If that happened, then I don’t think it meets his definition of “legit” false negative.
Our mass vaccination facility was something to see. It does up to 6,000/day. Ran like a Swiss watch. I was super impressed. I was in and out in under 30 min including the 15 min “are you going to pass out” wait.
I don’t think they jam the thing up into your brain anymore like in the early days. The test I had was a light swab around the inside of both nostrils.
This is true, because no test is 100%. But if you failed multiple independent tests and were contagious, it would almost certainly be due to a mutation that causes escape from the test.
I guess since it’s not super clear just how much of an innoculum it takes for the infection to take hold and how that compares with the amount of viral shedding over the course of an infection. I read the article as being cautious rather than there being substantial evidence of spread from people with multiple negative tests at the time of spread.
Nah pcr testing just isn’t that sensitive. We know that from flu. It’s the gold standard as there’s nothing better to compare it to, but it’s far from perfect
The percentages given there are different things, and I’m pretty sure you can’t compare them against each other like you’re trying.
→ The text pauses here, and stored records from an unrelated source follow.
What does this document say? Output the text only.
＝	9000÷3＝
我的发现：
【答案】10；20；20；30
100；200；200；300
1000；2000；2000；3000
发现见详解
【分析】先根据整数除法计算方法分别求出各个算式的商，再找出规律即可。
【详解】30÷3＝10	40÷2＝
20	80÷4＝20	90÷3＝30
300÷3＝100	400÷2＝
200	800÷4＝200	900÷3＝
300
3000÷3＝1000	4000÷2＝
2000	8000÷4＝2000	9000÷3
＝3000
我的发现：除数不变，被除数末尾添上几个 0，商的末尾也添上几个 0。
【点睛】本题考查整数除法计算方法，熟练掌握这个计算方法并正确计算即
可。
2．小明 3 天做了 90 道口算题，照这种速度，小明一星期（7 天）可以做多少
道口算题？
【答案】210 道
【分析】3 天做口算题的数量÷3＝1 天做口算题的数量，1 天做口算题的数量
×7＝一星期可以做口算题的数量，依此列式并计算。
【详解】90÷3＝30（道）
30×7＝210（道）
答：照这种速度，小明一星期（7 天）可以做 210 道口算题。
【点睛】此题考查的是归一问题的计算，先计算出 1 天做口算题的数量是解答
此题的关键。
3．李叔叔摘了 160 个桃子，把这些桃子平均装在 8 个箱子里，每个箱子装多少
Today, less, because delta isn’t dominant where you are yet.
Next month tbd on contraction. Outcomes would take my chances with a shot vs delta than no shot vs alpha
Would still take my chances with the shot but not sure we know enough to answer accurately
I’m saying that I don’t think you can combine the percentages the way you’re describing, or an any other way. Not sure though.
Delta makes up about half the new cases in Ontario and the percentage of new cases of Delta goes up each day, but the total number is going down. Ontario is currently 75%/22% vaccinated in terms of 1 dose 2 dose for 18+, but two weeks ago that was around 71%/10%. It certainly seems that one dose does offer a lot of protection against Delta.
edit: clarified that number of new Delta cases has been in decline despite increasing in terms of percentage of overall.
This was the area around me about 2 weeks ago.
Curious if by July 4th if basically everyone is maskless in your area.
It really was like a switch flipped here.
Well, the 33% number means that 33% of Delta exposures that would result in infection for an unvaccinated person don’t with one dose of the vaccine. Overall, Delta is more than 2x as infective as the original, which should roughly mean that at least 50% of the interactions that a Delta-infected person has that do result in infection would not result in infection if they were instead infected with the original strain. So it’s probably worse to be exposed to Delta with one dose than to be unvaccinated around the original strain. I think you’d be on firmer ground to predict that Delta spreads faster in a population where everyone has a 33% effective vaccination vs OG spreading in an unvaccinated population.
Ive has the same experience. 2 weeks ago was still 80 percent plus masked indoors. Now I’m in a clear minority in a mask. Most of the retail employees now unmasked too.
At least haven’t been asked yet why I’m still in a mask. I’m sure it is coming.
I have unmasked at work when only vaccinated coworkers are in the office
US recorded 4,000 new covid cases today and 90 deaths. Lowest number of new cases since March 18, 2020.
My theory is that there’s an inflection point somewhere around 65-75% masked, where the people that just didn’t want to completely stand out now feel safe taking theirs off, putting the threshold below where some other people are cool doing it, etc., to the point where finally a bunch of people remove theirs not to stand out the other way.
Like in most places it’ll trickle down very slowly from 90% or whatever to what that inflection point is, then plummet to like 20% really quick. It feels like that’s what happened locally by me.
Super sad to see that vaccine rates are increasing very slowly in America. Belgium and Finland have joined Malta and Hungary among EU countries that have vaccinated more people than the US.
Thing is that not every country in Europe is super-keen on vaccines. For every country like Malta where nearly 80% of the population has at least one shot, there are countries like Hungary that have vaccination rates only slightly higher than the US but increasing day-by-day at about the same rate.
Will the same happen to other European countries? So far that’s not the case. Malta went from 67% with at least one shot to 79% in one month. Nearly every other country in the EU has increased at a faster rate. Those that haven’t (Romania and Bulgaria) are dealing with inadequate supply and poor rollout.
https://mobile.twitter.com/zorinaq/status/1406838809862447104
https://mobile.twitter.com/zorinaq/status/1406714693507375106
https://mobile.twitter.com/zorinaq/status/1406731354851602433
https://mobile.twitter.com/zorinaq/status/1406777047259619330
But I was told it’s just like the flu.